Tesla will introduce a battery for your home during its highly anticipated April 30 event. In a letter sent to investors and analysts on Tuesday, the electric car company said it will announce a "home battery" and a "very large utility scale battery." Similar products already exist on the market, but Tesla said it will explain why its batteries are better than competitors' solutions at the event. CEO Elon Musk thinks rivals' batteries "suck," according to the note from Jeff Evanson, Tesla's investor relations director.
Tesla (TSLA) shares rose more than 5% Wednesday on the news.
Home batteries power up overnight, when energy companies typically charge less for electricity.

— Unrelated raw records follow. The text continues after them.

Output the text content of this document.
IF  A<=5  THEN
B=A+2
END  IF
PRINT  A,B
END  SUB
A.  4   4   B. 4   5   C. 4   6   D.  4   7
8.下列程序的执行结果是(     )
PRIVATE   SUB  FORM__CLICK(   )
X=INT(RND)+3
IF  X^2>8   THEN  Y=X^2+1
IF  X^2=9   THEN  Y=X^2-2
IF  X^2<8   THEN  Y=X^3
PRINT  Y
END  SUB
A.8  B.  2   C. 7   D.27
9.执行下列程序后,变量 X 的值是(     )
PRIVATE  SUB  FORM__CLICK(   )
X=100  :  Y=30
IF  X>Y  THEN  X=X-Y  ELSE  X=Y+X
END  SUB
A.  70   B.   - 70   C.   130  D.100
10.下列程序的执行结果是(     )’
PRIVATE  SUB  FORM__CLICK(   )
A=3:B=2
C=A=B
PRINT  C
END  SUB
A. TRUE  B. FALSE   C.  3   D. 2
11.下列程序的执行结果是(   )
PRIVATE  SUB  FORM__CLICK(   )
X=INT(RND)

Then, they can be turned on during the day to power a home. Though home batteries cost thousands of dollars, many utility companies will offer rebates.
Musk announced the event late last month on Twitter, only hinting then that the new product is not a new electric car. The event will be held at Tesla's Hawthorne, California, Design Studio on April 30 at 8 p.m. PT.
Tesla has talked about releasing a home battery storage product for about a year, and Musk announced on a conference call with analysts in February that Tesla would unveil a home battery "fairly soon."
At a battery conference last year, Tesla's Stationary Energy Storage Director Arch Padmanabhan showed off some of the company's early plans, including a 10 kilo-Watt hour residential battery and a 400 kWh commercial/utility battery for large buildings.
In a pilot project, Tesla has already begun offering home batteries to SolarCity (SCTY) customers, a solar power company for which Musk serves as chairman.
There are 330 U.S. households currently running on Tesla's batteries, the majority of which are in California, according to company analyst Trip Chowdhry.
Those batteries start at about $13,000, though California's Pacific Gas and Electric Co. (PCG) offers customers a 50% rebate. Tesla's batteries are three-feet high by 2.5-feet wide, and they need to be installed at least a foot and a half off the ground. They can be controlled with a Web app and a smartphone app.